Appeasement lags in Europe and tension builds in the Far East




Somebody must have reminded Neville Chamberlain that he had become the Prime Minister in a supposedly national government rather than a Conservative government supported by a couple of minor, fringe elements. A mass meeting of the supporters of the three parties concerned was held at the Albert Hall, which attracted a respectable audience of 8,000. The only precedent had been in the election year of 1935. The giveaway were the representatives chosen to represent the two minor parties: Malcolm Macdonald, son of the National Government’s begetter, and one of the tiny handful of National Labour MPs, and Sir John Simon for the National Liberals, a party affiliation that only dedicated historians will recall. Chamberlain’s 45 minute speech was felt to be rather perfunctory and the reference to the fact that it was his late father’s birthday, redundant. Beyond deploring the failure of his plan for the German Foreign Minister to come to London – appeasement was still very much on the agenda – there was little of consequence.

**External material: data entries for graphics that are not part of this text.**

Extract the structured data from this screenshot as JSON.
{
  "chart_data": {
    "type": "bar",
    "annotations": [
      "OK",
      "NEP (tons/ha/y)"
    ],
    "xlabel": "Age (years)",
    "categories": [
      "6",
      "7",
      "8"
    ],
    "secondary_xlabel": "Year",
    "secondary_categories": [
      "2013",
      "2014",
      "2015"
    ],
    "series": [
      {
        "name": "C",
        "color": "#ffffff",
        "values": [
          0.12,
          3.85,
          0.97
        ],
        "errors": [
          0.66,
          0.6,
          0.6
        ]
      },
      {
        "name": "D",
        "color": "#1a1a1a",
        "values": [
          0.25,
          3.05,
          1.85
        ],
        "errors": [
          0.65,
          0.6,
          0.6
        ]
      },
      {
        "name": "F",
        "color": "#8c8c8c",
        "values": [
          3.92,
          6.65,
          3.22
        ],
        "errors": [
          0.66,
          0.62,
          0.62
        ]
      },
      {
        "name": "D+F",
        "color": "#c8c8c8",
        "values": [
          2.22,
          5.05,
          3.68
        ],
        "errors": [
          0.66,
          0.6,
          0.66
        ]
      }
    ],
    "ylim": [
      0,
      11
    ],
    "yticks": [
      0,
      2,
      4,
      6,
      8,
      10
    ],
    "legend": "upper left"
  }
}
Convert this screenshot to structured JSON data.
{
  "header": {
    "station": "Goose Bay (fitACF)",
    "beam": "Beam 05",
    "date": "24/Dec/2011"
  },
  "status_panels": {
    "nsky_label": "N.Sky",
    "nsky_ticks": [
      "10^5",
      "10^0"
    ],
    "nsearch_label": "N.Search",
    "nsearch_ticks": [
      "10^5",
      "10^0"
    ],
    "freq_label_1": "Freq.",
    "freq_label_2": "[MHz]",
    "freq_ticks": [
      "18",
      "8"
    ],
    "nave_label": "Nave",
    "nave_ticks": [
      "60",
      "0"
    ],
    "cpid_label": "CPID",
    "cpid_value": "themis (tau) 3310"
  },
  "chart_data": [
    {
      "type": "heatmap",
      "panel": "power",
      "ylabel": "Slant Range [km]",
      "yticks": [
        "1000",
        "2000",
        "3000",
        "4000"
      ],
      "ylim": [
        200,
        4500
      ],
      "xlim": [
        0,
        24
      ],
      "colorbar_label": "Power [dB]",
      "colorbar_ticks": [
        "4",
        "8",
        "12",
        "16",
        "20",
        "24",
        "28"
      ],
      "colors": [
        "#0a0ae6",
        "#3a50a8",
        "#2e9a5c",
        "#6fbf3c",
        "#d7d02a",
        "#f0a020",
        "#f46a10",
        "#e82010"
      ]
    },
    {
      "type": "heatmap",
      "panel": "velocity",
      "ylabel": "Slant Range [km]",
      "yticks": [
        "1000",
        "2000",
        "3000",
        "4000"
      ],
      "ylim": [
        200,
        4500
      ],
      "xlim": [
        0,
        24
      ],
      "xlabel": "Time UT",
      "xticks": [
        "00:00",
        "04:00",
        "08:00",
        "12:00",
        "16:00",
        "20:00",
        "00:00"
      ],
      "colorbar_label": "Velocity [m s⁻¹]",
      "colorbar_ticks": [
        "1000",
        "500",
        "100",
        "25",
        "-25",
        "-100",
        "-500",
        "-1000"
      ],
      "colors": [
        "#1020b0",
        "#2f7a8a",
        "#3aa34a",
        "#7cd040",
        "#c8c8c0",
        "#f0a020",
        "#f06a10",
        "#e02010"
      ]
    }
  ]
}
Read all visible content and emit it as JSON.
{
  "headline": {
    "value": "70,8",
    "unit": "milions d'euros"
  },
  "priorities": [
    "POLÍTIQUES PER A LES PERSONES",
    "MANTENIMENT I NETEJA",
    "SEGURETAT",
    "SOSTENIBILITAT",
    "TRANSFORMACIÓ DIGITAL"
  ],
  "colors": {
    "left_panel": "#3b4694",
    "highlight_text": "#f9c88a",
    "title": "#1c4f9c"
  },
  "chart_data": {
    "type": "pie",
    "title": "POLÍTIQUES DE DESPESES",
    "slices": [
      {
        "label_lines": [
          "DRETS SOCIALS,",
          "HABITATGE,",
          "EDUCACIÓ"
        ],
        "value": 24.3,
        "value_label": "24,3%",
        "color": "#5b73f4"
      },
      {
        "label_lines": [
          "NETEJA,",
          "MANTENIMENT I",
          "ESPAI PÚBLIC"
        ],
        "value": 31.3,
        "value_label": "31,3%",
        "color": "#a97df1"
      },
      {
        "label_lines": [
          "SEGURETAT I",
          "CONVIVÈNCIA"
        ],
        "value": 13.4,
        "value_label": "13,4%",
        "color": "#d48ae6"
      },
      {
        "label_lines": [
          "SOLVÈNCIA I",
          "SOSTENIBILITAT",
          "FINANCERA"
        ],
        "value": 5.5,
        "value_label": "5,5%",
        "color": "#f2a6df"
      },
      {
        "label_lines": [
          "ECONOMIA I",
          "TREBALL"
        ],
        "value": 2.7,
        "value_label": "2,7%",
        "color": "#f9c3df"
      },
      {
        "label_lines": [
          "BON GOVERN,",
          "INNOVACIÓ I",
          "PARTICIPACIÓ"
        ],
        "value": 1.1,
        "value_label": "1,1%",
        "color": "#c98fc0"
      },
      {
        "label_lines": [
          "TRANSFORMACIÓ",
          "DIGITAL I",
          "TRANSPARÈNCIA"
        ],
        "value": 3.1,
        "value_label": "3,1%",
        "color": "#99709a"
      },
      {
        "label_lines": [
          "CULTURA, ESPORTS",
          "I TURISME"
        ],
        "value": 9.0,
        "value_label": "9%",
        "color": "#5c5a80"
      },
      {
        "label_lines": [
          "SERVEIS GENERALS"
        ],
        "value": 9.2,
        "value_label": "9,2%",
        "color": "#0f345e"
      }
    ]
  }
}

Not content with scraping a bit of territory from the USSR for its notionally autonomous Manchukuo region in in China, Japan resumed the process of eroding territory from China itself. A tactical withdrawal of troops from Wangpin was counter-balanced by a leaflet raid on Nanyuan. Japanese troop and naval strengths in north China were further increased.

In the US it was clear that something should be done to deter Japan. There was a financial/military left and right. The US Treasury announced an agreement on a three way transaction involving  gold and US dollar purchases by China matched by silver purchases by the US with the goal of bolstering Chinese finances as well as reflating the US economy. On a more practical level the State Department confessed bafflement at the failure to obtain general agreement for naval arms limitation and “reluctantly” announced that two new battleships would mount 16” guns in place of the less powerful 14” originally anticipated in negotiations.